# Stollen 2014 Outback 312Bh



## Morrell (May 26, 2014)

I took my 2014 Outback 312bh to Four Seasons RV. in Wheatridge Co where I purchased it new for service. I was called by their GM and informed that someone stole it a few nights ago. Does anyone know if the dealer is liable? We are devastated, we loved that camper and had it up perfect for us. My insurance said the contents would be covered under my homeowners ($1,500 deductable) and the unit has a ($500 deductable) plus I would be getting the depreciated value of the trailer. I'm sure I can't replace it for what they will offer. I called the dealers insurance but no returned call yet. Anyone with helpful advice please let me know.


----------



## Oregon_Camper (Sep 13, 2004)

That is horrible! Sorry to hear the bad news.

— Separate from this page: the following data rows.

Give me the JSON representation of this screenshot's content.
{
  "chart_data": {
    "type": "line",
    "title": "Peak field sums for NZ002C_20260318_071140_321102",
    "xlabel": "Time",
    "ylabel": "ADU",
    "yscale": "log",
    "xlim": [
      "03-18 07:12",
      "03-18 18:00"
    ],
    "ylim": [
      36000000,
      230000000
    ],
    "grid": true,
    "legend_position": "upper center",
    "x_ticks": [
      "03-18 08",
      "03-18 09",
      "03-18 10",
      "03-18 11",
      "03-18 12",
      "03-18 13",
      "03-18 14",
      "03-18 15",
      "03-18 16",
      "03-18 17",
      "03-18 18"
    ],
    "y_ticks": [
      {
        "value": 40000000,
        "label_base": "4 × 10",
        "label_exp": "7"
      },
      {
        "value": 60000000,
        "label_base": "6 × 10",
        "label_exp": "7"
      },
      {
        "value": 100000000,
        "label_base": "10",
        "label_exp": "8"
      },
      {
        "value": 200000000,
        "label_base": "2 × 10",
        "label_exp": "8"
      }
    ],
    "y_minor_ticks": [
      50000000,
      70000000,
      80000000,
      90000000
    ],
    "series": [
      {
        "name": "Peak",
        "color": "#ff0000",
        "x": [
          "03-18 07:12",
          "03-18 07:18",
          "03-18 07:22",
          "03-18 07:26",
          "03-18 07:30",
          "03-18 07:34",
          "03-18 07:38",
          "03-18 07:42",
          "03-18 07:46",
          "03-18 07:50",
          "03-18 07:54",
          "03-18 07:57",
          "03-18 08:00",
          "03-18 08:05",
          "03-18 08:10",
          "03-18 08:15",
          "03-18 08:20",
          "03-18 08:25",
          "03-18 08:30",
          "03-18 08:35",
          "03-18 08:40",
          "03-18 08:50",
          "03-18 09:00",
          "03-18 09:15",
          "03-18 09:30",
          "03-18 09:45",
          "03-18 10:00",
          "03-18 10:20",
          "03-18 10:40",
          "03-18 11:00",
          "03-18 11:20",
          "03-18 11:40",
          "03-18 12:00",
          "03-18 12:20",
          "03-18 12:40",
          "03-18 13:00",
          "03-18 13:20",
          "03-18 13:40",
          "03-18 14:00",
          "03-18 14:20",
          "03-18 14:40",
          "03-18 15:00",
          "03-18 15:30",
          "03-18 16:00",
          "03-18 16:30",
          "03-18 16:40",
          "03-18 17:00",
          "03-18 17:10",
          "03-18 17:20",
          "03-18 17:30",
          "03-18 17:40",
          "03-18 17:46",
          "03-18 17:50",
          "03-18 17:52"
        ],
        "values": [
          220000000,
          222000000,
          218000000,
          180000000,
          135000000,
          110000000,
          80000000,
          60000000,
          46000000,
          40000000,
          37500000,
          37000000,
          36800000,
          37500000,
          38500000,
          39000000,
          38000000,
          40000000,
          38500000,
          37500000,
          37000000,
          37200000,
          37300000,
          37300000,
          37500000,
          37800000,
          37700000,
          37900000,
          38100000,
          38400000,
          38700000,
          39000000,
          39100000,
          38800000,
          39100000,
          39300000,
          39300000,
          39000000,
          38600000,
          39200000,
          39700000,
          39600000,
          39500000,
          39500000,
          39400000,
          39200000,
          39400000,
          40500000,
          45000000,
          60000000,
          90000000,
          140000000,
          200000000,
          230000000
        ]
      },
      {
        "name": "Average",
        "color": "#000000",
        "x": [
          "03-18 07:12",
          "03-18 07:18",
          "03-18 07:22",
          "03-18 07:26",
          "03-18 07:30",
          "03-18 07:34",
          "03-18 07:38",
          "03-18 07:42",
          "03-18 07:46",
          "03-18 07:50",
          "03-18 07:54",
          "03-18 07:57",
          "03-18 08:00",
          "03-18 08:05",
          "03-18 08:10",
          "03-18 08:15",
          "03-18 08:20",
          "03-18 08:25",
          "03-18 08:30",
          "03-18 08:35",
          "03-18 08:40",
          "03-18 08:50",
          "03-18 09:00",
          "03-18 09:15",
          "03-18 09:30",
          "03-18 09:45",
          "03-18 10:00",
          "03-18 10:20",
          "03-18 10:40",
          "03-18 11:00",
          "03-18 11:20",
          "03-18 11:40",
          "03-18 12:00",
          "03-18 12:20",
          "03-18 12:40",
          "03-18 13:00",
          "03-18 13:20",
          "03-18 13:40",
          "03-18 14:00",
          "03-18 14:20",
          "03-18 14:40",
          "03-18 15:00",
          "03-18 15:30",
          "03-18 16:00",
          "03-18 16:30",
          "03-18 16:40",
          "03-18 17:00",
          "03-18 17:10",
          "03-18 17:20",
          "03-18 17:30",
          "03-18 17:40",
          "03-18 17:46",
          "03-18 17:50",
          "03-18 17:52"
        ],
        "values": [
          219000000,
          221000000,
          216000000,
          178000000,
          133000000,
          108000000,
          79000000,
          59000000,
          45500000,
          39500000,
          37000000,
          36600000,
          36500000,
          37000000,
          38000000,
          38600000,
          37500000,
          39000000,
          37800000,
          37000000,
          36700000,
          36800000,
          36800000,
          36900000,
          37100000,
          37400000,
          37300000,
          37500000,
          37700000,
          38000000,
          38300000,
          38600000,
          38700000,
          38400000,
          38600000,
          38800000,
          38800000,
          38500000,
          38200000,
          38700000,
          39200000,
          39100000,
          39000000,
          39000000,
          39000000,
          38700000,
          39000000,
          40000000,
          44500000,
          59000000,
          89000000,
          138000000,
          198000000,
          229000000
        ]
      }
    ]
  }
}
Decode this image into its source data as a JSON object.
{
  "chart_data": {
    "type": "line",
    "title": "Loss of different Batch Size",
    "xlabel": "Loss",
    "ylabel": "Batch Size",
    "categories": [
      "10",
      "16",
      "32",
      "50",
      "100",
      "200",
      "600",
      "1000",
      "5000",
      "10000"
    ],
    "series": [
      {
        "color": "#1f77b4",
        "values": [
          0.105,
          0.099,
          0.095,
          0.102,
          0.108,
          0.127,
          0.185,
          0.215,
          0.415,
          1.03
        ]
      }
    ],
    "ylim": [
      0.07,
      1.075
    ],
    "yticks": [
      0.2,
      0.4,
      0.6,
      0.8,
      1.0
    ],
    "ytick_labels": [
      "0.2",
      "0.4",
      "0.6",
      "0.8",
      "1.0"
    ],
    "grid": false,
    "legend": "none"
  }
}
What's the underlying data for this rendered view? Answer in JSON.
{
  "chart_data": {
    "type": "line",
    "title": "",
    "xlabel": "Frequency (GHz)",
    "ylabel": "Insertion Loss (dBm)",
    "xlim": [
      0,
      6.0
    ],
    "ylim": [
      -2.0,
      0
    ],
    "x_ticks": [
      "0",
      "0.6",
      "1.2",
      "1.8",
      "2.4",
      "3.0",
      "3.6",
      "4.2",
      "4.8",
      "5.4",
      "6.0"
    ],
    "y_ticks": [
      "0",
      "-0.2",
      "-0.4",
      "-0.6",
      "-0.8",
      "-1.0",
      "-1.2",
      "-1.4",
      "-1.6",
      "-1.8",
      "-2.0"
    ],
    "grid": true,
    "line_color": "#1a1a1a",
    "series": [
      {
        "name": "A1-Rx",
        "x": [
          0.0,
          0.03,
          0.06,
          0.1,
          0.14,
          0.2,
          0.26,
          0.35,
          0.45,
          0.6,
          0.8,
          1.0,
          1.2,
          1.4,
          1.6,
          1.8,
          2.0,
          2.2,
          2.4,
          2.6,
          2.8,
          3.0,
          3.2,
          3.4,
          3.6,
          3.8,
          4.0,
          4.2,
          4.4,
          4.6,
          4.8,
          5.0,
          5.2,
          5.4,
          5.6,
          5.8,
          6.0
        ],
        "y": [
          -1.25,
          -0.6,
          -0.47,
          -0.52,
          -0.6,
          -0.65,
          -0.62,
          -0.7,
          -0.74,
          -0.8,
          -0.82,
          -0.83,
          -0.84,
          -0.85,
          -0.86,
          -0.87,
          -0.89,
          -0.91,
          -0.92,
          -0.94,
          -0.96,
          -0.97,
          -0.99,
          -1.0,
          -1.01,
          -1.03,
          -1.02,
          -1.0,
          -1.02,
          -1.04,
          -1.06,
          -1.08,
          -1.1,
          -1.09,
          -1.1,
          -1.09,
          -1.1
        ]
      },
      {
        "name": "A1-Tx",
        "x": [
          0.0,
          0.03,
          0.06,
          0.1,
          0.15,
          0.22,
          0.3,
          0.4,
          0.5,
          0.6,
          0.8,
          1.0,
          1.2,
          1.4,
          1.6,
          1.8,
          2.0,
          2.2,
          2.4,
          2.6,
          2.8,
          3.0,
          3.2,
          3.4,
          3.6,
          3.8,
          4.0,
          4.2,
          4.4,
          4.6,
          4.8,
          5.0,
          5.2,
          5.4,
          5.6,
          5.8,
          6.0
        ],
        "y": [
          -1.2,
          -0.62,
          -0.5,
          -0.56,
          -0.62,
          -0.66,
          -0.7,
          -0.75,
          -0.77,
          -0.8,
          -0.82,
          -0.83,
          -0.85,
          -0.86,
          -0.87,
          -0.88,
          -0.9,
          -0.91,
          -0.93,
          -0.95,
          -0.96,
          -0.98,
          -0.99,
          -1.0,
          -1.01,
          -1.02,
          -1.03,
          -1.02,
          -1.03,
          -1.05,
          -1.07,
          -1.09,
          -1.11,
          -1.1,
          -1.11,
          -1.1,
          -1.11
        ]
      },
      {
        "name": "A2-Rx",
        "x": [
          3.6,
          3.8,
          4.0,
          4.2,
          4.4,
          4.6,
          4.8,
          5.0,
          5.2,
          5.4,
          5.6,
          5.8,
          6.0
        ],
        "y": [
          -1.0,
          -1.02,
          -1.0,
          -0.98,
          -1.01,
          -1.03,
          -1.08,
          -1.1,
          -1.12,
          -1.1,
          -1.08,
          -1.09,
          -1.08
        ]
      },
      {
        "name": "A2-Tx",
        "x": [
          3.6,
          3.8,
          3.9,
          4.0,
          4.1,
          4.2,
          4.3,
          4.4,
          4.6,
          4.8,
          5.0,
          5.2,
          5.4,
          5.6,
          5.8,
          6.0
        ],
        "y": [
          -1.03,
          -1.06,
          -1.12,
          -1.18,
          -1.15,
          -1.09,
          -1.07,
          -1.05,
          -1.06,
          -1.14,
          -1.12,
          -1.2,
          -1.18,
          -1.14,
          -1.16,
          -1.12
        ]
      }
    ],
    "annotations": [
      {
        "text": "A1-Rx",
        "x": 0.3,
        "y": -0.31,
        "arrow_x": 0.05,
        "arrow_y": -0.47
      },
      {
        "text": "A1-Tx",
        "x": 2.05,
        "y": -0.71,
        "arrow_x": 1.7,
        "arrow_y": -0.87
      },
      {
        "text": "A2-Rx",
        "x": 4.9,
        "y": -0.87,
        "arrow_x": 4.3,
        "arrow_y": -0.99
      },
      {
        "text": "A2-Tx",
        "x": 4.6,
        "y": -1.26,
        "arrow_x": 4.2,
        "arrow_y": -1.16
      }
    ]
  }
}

Unfortunately, I think the dealership will not be accountable. Think about it like this...what if you left you car at a dealership overnight...or a mall parking lot overnight....they wouldn't be responsible.

Now, the dealership should offer you a SWEET deal on a replacement trailer and perhaps some other perks (50% off service for X years, free winterizing, etc...)


----------



## mj1angier (Jul 15, 2016)

At the very least I would try to get them to pony up both deductibles for you, all the time hinting that they may get it back from you when you get around to buying a new trailer...or not.


----------



## The John (Nov 6, 2015)

if you left the trailer with them, i would expect that they would be somewhat liable.... but I am not an attorney.

I would do what the above posters recommended, bring this up with their GM, be polite and see what they will do. If not, thats why you have insurance and start posting on social media....(or with a sign in front of their dealership on weekends).

Hope it works out, you wont be whole once everything is settled, but I hope you are able to move forward.


----------



## KTMRacer (Jun 28, 2010)

well, many repair shops will have a disclaimer on any work order that states they are not responsible for theft or other collison damage while on their property. That said, I would expect them to work with you to find/replace it. And even though they may state no repsonsibility, if they were obviously negligent like no locking of facility at night, etc. etc. they may still be liable. But that's likely dependent on state laws and how good autornies are.


----------



## Morrell (May 26, 2014)

UPDATE. My insurance covered the loss, less the deductible and depreciation and the dealers GM stepped up and sold me a 2017 312bh for the amount the insurance gave me. I am still working to get the contents replaced through my home owners. It's a pain but we are thrilled to have everything back to normal before the camping season starts.


----------